Web lists-archives.com

Re: [RFC 1/2] misc: Add vboxguest driver for Virtual Box Guest integration




On Fri, Aug 11, 2017 at 3:23 PM, Hans de Goede <hdegoede@xxxxxxxxxx> wrote:
> This commit adds a driver for the Virtual Box Guest PCI device used in
> Virtual Box virtual machines. Enabling this driver will add support for
> Virtual Box Guest integration features such as copy-and-paste, seamless
> mode and OpenGL pass-through.
>
> This driver also offers vboxguest IPC functionality which is needed
> for the vboxfs driver which offers folder sharing support.
>
> Signed-off-by: Hans de Goede <hdegoede@xxxxxxxxxx>

Since you are still working on coding style cleanups, I'll comment mainly on
the ioctl interface for now. Overall it already looks much better than
I expected
from previous experience with the vbox source.

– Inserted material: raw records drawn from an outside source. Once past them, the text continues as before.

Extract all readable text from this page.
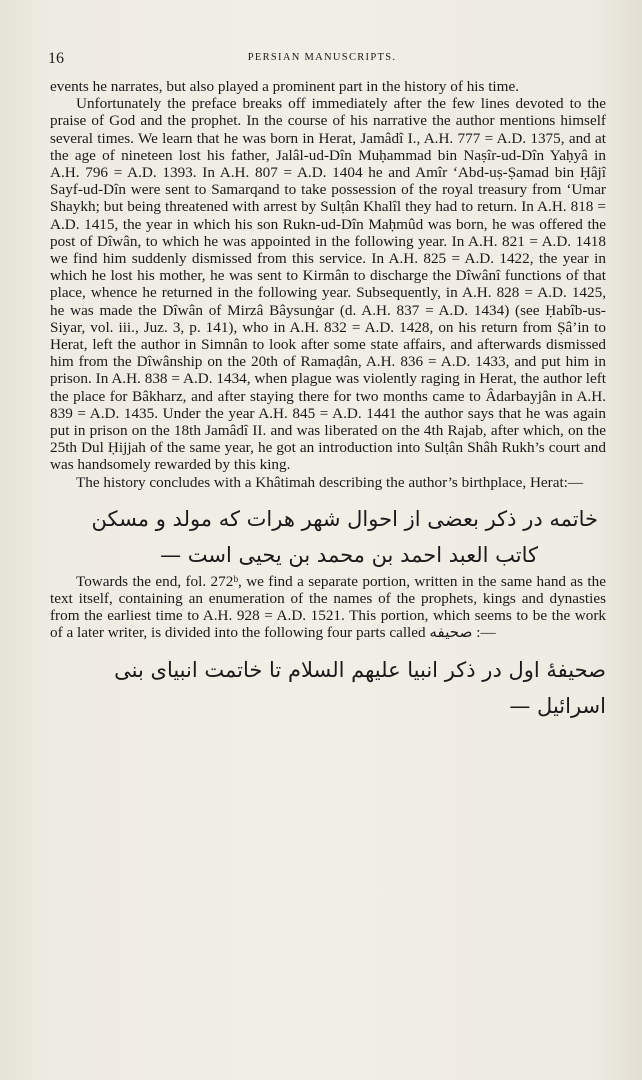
16	PERSIAN MANUSCRIPTS.

events he narrates, but also played a prominent part in the history of his time.

Unfortunately the preface breaks off immediately after the few lines devoted to the praise of God and the prophet. In the course of his narrative the author mentions himself several times. We learn that he was born in Herat, Jamâdî I., A.H. 777 = A.D. 1375, and at the age of nineteen lost his father, Jalâl-ud-Dîn Muḥammad bin Naṣîr-ud-Dîn Yaḥyâ in A.H. 796 = A.D. 1393. In A.H. 807 = A.D. 1404 he and Amîr ‘Abd-uṣ-Ṣamad bin Ḥâjî Sayf-ud-Dîn were sent to Samarqand to take possession of the royal treasury from ‘Umar Shaykh; but being threatened with arrest by Sulṭân Khalîl they had to return. In A.H. 818 = A.D. 1415, the year in which his son Rukn-ud-Dîn Maḥmûd was born, he was offered the post of Dîwân, to which he was appointed in the following year. In A.H. 821 = A.D. 1418 we find him suddenly dismissed from this service. In A.H. 825 = A.D. 1422, the year in which he lost his mother, he was sent to Kirmân to discharge the Dîwânî functions of that place, whence he returned in the following year. Subsequently, in A.H. 828 = A.D. 1425, he was made the Dîwân of Mirzâ Bâysunġar (d. A.H. 837 = A.D. 1434) (see Ḥabîb-us-Siyar, vol. iii., Juz. 3, p. 141), who in A.H. 832 = A.D. 1428, on his return from Ṣâ’in to Herat, left the author in Simnân to look after some state affairs, and afterwards dismissed him from the Dîwânship on the 20th of Ramaḍân, A.H. 836 = A.D. 1433, and put him in prison. In A.H. 838 = A.D. 1434, when plague was violently raging in Herat, the author left the place for Bâkharz, and after staying there for two months came to Âdarbayjân in A.H. 839 = A.D. 1435. Under the year A.H. 845 = A.D. 1441 the author says that he was again put in prison on the 18th Jamâdî II. and was liberated on the 4th Rajab, after which, on the 25th Dul Ḥijjah of the same year, he got an introduction into Sulṭân Shâh Rukh’s court and was handsomely rewarded by this king.

The history concludes with a Khâtimah describing the author’s birthplace, Herat:—

خاتمه در ذکر بعضی از احوال شهر هرات که مولد و مسکن
کاتب العبد احمد بن محمد بن یحیی است —

Towards the end, fol. 272ᵇ, we find a separate portion, written in the same hand as the text itself, containing an enumeration of the names of the prophets, kings and dynasties from the earliest time to A.H. 928 = A.D. 1521. This portion, which seems to be the work of a later writer, is divided into the following four parts called صحیفه :—

صحیفهٔ اول در ذکر انبیا علیهم السلام تا خاتمت انبیای بنی
اسرائیل —
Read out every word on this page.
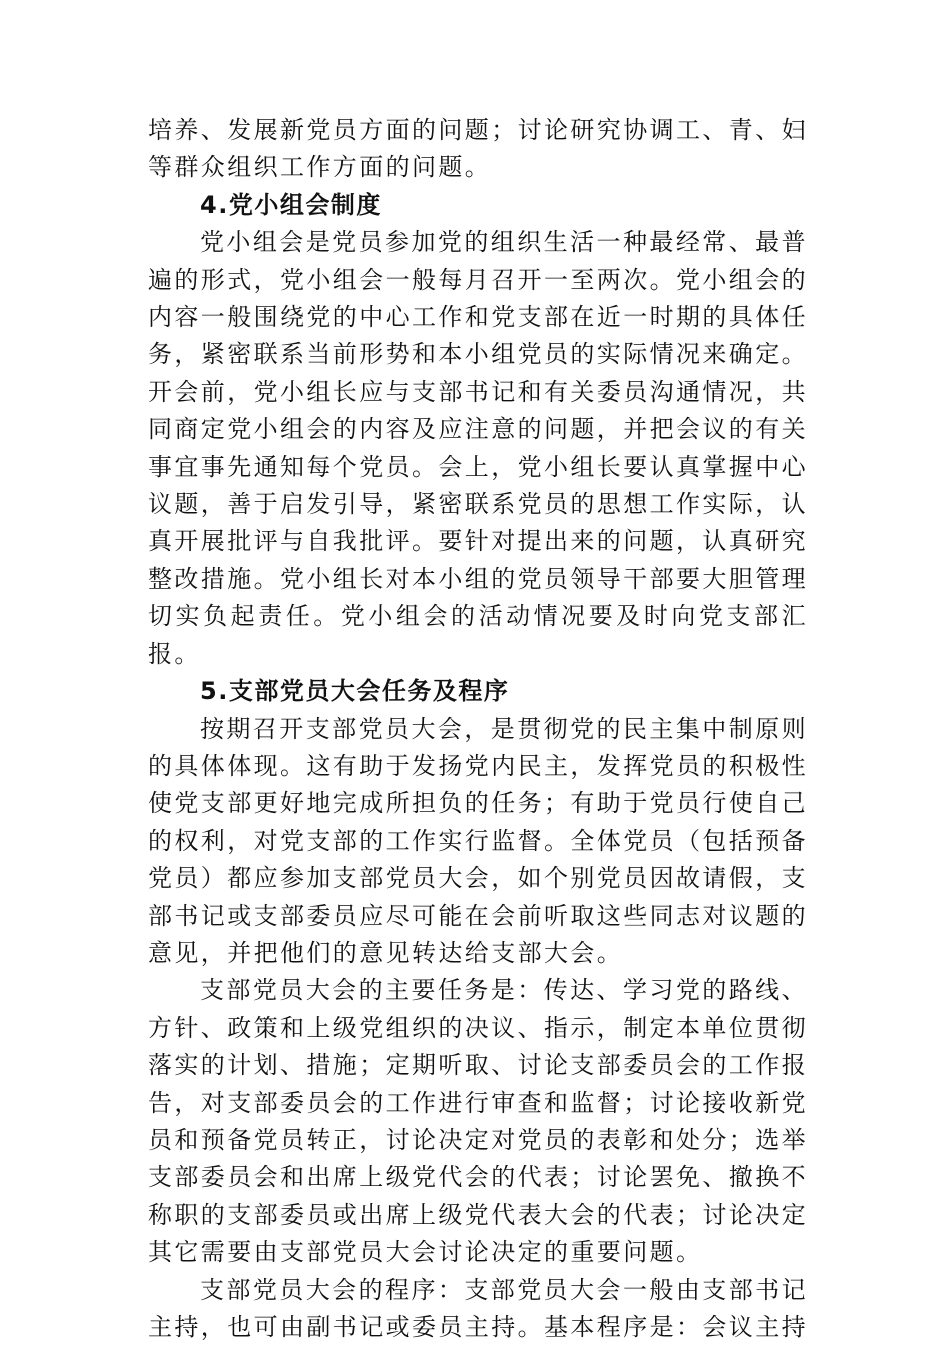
培养、发展新党员方面的问题；讨论研究协调工、青、妇等群众组织工作方面的问题。

4.党小组会制度

党小组会是党员参加党的组织生活一种最经常、最普遍的形式，党小组会一般每月召开一至两次。党小组会的内容一般围绕党的中心工作和党支部在近一时期的具体任务，紧密联系当前形势和本小组党员的实际情况来确定。开会前，党小组长应与支部书记和有关委员沟通情况，共同商定党小组会的内容及应注意的问题，并把会议的有关事宜事先通知每个党员。会上，党小组长要认真掌握中心议题，善于启发引导，紧密联系党员的思想工作实际，认真开展批评与自我批评。要针对提出来的问题，认真研究整改措施。党小组长对本小组的党员领导干部要大胆管理切实负起责任。党小组会的活动情况要及时向党支部汇报。

5.支部党员大会任务及程序

按期召开支部党员大会，是贯彻党的民主集中制原则的具体体现。这有助于发扬党内民主，发挥党员的积极性使党支部更好地完成所担负的任务；有助于党员行使自己的权利，对党支部的工作实行监督。全体党员（包括预备党员）都应参加支部党员大会，如个别党员因故请假，支部书记或支部委员应尽可能在会前听取这些同志对议题的意见，并把他们的意见转达给支部大会。

支部党员大会的主要任务是：传达、学习党的路线、方针、政策和上级党组织的决议、指示，制定本单位贯彻落实的计划、措施；定期听取、讨论支部委员会的工作报告，对支部委员会的工作进行审查和监督；讨论接收新党员和预备党员转正，讨论决定对党员的表彰和处分；选举支部委员会和出席上级党代会的代表；讨论罢免、撤换不称职的支部委员或出席上级党代表大会的代表；讨论决定其它需要由支部党员大会讨论决定的重要问题。

支部党员大会的程序：支部党员大会一般由支部书记主持，也可由副书记或委员主持。基本程序是：会议主持
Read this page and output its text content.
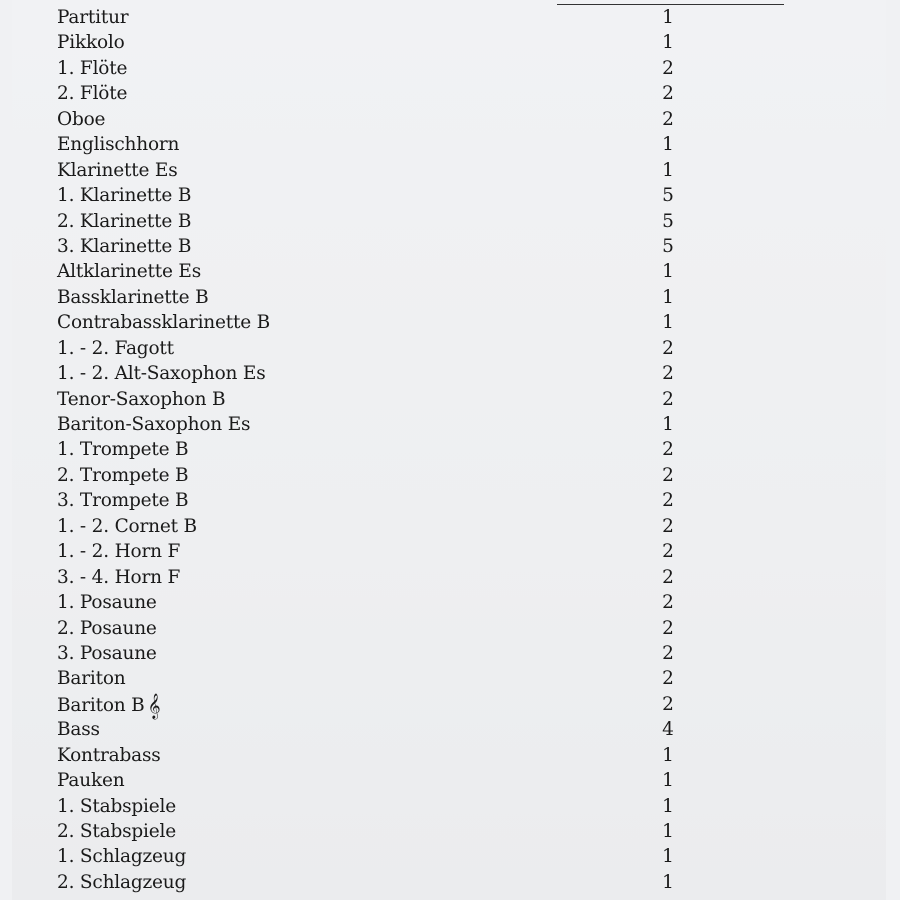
Partitur	1
Pikkolo	1
1. Flöte	2
2. Flöte	2
Oboe	2
Englischhorn	1
Klarinette Es	1
1. Klarinette B	5
2. Klarinette B	5
3. Klarinette B	5
Altklarinette Es	1
Bassklarinette B	1
Contrabassklarinette B	1
1. - 2. Fagott	2
1. - 2. Alt-Saxophon Es	2
Tenor-Saxophon B	2
Bariton-Saxophon Es	1
1. Trompete B	2
2. Trompete B	2
3. Trompete B	2
1. - 2. Cornet B	2
1. - 2. Horn F	2
3. - 4. Horn F	2
1. Posaune	2
2. Posaune	2
3. Posaune	2
Bariton	2
Bariton B 𝄞	2
Bass	4
Kontrabass	1
Pauken	1
1. Stabspiele	1
2. Stabspiele	1
1. Schlagzeug	1
2. Schlagzeug	1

Most of the issues I would normally comment on are already moot based
on the assumption that we won't be able to make substantial changes to
either the user space portion or the hypervisor side.

> +/**
> + * Inflate the balloon by one chunk.
> + *
> + * The caller owns the balloon mutex.
> + *
> + * @returns VBox status code
> + * @param   gdev        The Guest extension device.
> + * @param   chunk_idx  Index of the chunk.
> + */
> +static int vbg_balloon_inflate(PVBOXGUESTDEVEXT gdev, u32 chunk_idx)
> +{
> +       VMMDevChangeMemBalloon *req = gdev->mem_balloon.change_req;
> +       struct page **pages;
> +       int i, rc;
> +
> +       pages = kmalloc(sizeof(*pages) * VMMDEV_MEMORY_BALLOON_CHUNK_PAGES,
> +                       GFP_KERNEL | __GFP_NOWARN);
> +       if (!pages)
> +               return VERR_NO_MEMORY;
> +
> +       req->header.size = sizeof(*req);
> +       req->inflate = true;
> +       req->pages = VMMDEV_MEMORY_BALLOON_CHUNK_PAGES;

The balloon section seems to be rather simplistic with its ioctl interface.
Ideally this should use CONFIG_BALLOON_COMPACTION and an
oom notifier like the virtio_balloon driver does. Yes, I realize that only
one of the six (or more) balloon drivers we have in the kernel does it ;-)

> +/**
> + * Callback for heartbeat timer.
> + */
> +static void vbg_heartbeat_timer(unsigned long data)
> +{
> +       PVBOXGUESTDEVEXT gdev = (PVBOXGUESTDEVEXT)data;
> +
> +       vbg_req_perform(gdev, gdev->guest_heartbeat_req);
> +       mod_timer(&gdev->heartbeat_timer,
> +                 msecs_to_jiffies(gdev->heartbeat_interval_ms));
> +}

This looks like a watchdog and should use the drivers/watchdog
subsystem interfaces.

> +/**
> + * vbg_query_host_version try get the host feature mask and version information
> + * (vbg_host_version).
> + *
> + * @returns 0 or negative errno value (ignored).
> + * @param   gdev         The Guest extension device.
> + */
> +static int vbg_query_host_version(PVBOXGUESTDEVEXT gdev)
> +{
> +       VMMDevReqHostVersion *req;
> +       int rc, ret;
> +
> +       req = vbg_req_alloc(sizeof(*req), VMMDevReq_GetHostVersion);
> +       if (!req)
> +               return -ENOMEM;

While I understand you want to keep the ioctl interface, the version information
looks like something that we should also have in sysfs in an appropriate
location.

> diff --git a/drivers/misc/vboxguest/vboxguest_linux.c b/drivers/misc/vboxguest/vboxguest_linux.c
> new file mode 100644
> index 000000000000..8468c7139b98
> --- /dev/null
> +++ b/drivers/misc/vboxguest/vboxguest_linux.c

This looks like a fairly short file, and could be merged into the core file.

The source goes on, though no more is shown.